Hal pertama yang saya rasakan saat sampai di lokasi adalah
ternyata sekolah ini tidak seperti yang saya bayangkan. Meskipun hanya memiliki
sekitar 68 siswa, tapi sekolah ini cukup bersih dan terawat. Tidak seperti
ekspetasi saya sebelumnya, mungkin bayangan saya akan ditempatkan disekolah
terpencil dengan keadaan yang kurang terpelihara seperti di film Laskar
Pelangi, ah! Ternyata itu hanya imajinasi saya saja. Kedaan disini jauh sudah
lebih baik ternyata.
Satu hari sebelum penempatan di lokasi, sekitar pukul 1 dini
hari saya mendapat kontak dari Bapak Fajar, leader kelompok kami bahwa saya
diminta tolong membuat poster untuk kenang-kenangan saat Closing Ceremony esok
hari nya. Sempat bingung juga harus
menyelesaikan deadline yang sangat mendadak ini, tapi berkat adanya lisensi
Creative Commons, semua nya berasa jauh lebih mudah karena semua source yang
saya butuhkan sudah ada di internet dan bebas pakai dengan ketentuan tertentu.

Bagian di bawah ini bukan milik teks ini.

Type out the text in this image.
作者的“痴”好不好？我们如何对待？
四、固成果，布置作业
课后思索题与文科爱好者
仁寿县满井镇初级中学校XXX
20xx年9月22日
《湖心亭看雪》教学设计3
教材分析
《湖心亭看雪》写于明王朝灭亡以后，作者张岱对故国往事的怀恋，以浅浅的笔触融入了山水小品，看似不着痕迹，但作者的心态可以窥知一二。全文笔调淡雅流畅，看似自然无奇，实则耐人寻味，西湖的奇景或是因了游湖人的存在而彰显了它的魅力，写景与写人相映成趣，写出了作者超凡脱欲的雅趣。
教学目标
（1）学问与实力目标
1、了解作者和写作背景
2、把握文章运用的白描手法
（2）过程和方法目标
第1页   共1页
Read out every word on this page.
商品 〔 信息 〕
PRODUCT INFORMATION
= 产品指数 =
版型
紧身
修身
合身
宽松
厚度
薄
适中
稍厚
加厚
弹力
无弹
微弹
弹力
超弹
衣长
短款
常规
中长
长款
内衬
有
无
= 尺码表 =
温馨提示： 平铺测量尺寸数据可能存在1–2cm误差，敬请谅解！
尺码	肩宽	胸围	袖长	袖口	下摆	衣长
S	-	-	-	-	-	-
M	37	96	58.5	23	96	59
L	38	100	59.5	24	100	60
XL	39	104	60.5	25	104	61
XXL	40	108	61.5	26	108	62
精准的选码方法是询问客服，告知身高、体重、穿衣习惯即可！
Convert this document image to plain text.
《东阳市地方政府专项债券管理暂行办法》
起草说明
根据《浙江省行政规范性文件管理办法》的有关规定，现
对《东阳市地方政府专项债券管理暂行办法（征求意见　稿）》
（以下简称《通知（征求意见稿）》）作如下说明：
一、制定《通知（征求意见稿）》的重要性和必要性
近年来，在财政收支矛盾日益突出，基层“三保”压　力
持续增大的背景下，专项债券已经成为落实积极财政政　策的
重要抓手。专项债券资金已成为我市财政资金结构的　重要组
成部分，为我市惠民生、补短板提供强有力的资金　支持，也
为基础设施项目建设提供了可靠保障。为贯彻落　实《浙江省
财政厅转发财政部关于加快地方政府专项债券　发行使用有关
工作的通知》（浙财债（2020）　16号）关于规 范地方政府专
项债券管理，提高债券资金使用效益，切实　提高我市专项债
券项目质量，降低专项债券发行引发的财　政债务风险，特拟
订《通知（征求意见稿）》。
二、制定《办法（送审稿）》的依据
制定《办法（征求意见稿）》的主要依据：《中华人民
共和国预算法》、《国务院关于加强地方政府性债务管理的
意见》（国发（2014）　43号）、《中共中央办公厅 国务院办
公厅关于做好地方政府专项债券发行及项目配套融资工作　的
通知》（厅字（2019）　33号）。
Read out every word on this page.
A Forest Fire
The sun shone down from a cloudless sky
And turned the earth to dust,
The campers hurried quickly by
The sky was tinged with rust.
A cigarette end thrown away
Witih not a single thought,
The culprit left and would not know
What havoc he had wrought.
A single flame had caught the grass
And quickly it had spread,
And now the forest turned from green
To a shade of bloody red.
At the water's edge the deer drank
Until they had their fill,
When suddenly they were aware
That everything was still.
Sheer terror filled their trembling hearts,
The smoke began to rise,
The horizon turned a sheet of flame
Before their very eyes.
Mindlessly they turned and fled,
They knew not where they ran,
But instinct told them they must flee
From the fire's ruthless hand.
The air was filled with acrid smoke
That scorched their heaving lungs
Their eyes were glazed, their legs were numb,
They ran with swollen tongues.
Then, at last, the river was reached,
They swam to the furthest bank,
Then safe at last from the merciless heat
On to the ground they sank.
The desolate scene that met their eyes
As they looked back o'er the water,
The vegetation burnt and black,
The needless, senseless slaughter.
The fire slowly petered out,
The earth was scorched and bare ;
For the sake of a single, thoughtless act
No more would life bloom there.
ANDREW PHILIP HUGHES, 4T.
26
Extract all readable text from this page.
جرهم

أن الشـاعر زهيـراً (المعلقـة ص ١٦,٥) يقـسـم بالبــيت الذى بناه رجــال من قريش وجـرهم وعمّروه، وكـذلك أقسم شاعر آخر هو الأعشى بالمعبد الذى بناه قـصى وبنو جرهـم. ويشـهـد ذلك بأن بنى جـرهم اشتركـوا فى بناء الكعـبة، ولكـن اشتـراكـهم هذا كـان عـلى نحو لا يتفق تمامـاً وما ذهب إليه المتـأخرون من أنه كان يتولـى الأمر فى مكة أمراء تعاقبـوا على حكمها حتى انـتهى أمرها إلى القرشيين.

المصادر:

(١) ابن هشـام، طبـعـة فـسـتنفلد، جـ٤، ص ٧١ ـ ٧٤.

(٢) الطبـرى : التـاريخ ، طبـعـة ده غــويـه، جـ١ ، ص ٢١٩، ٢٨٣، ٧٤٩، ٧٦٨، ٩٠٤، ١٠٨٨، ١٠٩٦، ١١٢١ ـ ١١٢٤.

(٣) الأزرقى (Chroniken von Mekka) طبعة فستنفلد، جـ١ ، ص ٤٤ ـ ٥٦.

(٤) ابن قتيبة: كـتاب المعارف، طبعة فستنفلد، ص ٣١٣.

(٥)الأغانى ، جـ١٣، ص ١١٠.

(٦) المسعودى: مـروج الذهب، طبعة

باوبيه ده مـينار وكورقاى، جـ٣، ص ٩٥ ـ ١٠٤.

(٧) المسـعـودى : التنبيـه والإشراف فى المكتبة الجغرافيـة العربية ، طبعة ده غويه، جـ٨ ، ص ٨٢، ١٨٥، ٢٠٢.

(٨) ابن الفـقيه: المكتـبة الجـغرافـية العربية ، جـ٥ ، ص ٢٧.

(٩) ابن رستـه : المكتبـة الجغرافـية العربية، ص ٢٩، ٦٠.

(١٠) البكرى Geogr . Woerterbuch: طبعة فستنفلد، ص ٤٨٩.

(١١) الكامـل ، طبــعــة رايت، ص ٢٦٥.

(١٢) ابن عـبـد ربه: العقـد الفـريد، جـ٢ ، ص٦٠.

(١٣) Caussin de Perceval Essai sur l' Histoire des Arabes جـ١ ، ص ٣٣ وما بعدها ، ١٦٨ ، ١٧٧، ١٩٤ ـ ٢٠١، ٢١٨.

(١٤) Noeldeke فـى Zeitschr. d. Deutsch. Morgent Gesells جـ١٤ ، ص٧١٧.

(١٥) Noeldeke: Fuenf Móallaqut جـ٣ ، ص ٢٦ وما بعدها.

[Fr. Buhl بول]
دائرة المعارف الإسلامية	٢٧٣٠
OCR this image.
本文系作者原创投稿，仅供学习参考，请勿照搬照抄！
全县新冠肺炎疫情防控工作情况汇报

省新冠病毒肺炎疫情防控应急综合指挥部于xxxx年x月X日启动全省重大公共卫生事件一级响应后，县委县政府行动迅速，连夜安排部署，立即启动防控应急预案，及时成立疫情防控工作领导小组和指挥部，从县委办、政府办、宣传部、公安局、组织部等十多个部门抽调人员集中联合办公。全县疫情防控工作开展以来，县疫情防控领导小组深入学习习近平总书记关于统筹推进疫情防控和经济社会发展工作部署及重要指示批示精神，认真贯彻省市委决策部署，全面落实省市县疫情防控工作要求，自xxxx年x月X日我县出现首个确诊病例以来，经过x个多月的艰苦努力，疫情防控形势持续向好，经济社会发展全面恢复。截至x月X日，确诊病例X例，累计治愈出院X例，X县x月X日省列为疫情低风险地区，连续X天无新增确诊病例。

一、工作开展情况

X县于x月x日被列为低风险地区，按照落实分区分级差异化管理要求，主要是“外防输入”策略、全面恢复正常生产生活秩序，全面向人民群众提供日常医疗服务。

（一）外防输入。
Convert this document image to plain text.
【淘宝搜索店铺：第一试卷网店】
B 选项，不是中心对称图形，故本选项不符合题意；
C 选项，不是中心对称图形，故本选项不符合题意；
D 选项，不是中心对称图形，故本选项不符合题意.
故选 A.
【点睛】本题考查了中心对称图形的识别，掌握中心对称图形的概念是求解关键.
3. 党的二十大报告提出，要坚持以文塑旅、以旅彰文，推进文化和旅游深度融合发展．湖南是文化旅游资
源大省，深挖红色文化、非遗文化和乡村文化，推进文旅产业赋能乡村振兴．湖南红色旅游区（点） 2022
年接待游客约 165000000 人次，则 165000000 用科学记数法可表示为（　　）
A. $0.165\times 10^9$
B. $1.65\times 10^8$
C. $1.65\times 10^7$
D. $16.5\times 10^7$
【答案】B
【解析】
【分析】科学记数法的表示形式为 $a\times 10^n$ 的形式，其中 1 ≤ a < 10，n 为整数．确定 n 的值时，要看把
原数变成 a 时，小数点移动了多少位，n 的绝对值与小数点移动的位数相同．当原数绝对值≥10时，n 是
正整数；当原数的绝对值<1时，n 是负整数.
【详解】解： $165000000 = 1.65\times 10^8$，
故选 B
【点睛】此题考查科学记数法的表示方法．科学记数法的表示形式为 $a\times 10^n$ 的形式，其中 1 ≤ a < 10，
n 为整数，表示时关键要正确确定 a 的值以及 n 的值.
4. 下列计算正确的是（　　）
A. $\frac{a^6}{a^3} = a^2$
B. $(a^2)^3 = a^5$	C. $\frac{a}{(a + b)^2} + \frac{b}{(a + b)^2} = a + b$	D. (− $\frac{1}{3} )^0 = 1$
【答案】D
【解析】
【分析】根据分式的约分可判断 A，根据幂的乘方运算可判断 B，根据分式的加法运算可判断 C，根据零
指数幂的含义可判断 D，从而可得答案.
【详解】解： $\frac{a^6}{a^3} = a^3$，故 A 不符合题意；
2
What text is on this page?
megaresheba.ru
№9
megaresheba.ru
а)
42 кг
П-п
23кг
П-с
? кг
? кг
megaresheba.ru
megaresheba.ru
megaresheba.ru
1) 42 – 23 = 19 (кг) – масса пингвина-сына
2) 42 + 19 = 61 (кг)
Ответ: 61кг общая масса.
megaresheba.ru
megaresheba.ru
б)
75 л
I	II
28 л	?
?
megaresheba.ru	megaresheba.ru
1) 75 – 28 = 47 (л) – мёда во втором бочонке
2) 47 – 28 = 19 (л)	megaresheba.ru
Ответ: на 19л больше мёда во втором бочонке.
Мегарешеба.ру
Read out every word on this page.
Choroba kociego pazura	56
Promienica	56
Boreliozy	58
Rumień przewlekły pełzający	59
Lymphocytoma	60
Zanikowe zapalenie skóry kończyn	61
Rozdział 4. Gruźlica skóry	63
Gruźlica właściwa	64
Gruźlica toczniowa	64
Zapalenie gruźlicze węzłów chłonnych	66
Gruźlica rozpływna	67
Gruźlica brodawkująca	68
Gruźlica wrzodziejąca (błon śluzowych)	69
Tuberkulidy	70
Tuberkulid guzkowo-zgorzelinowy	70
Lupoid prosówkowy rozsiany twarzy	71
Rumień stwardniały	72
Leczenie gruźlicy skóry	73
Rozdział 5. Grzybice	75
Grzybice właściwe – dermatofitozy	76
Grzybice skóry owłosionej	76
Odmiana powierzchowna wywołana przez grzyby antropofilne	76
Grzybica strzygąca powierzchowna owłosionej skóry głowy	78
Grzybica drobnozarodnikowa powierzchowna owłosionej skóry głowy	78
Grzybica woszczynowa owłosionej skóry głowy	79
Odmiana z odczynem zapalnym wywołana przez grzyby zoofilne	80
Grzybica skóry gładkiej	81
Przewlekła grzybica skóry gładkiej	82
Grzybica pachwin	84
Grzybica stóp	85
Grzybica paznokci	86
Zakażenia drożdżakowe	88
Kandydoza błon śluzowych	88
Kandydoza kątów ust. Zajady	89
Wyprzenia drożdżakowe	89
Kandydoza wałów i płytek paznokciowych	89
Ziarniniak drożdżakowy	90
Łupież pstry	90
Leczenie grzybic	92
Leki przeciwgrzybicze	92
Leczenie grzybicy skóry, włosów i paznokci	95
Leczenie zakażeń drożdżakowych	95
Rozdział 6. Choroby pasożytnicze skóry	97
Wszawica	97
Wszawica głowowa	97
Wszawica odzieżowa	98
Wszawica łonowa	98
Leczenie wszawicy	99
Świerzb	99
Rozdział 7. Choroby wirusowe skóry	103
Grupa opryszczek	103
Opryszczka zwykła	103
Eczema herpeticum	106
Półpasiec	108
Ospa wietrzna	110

Dari beberapa teman yang mengajar di sekolah ini, saya ingin sedikit membahas apa yang saya alami di Kelas Ibu Diyah, yang memiliki profesi
sebagai interpreter. Saya bersama beliau sempat tertegun sejenak dan akhirnya
tertawa bersama saat salah satu siswa memilih negara Israel sebagai negara yang
mewakili dirinya dalam simulasi pertemuan antar negara (ceritanya begitu).
Memang semua negara tidak ada yang aneh dan tidak salah untuk dipilih, tapi
alasan siswa ini memilih Israel adalah menurut dia Israel adalah negara paling
jahat di dunia, ini yang membuat saya dan pengajar sedikit tertegun. Kebanyakan
siswa di kelas tersebut memilih negara yang menarik berdasarkan warna bendera
yang mereka lihat dari buku atlas yang
mereka bawa ke kelas, tapi siswa yang satu ini berbeda pemikirannya. Suatu
saat bocah kecil ini bisa jadi anak yang kritis, batin saya.
Cita – cita. Salah satu tujuan dari projek ini memang
menggali pemikiran anak Indonesia agar memiliki masa depan dan cita-cita yang
lebih baik. Maka dari itu dipilih pengajar dari berbagai profesi yang berbeda,
dan menceritakan tentang profesi mereka masing-masing, agar para siswa dapat
memiliki cita-cita yang lebih baik lagi dengan semangat belajar yang baik
tentunya. Ada yang lucu juga saat mayoritas siswa
kelas 1 ingin menjadi pemain sepak bola. Saya tertawa kecil saja
dalam hati. Mungkin mereka belum tau apa yang sebenar nya terjadi di sepakbola
Indonesia, tapi tidak salah juga mereka memiliki cita-cita menjadi pemain
sepakbola, siapa tahu 20 tahun mendatang mereka bisa menjadi pemain sepakbola
nasional yang membawa nama baik Indonesia, dan semoga sistem persepakbolaan di
tanah air sudah jauh lebih baik lagi saat mereka sudah beranjak dewasa nanti.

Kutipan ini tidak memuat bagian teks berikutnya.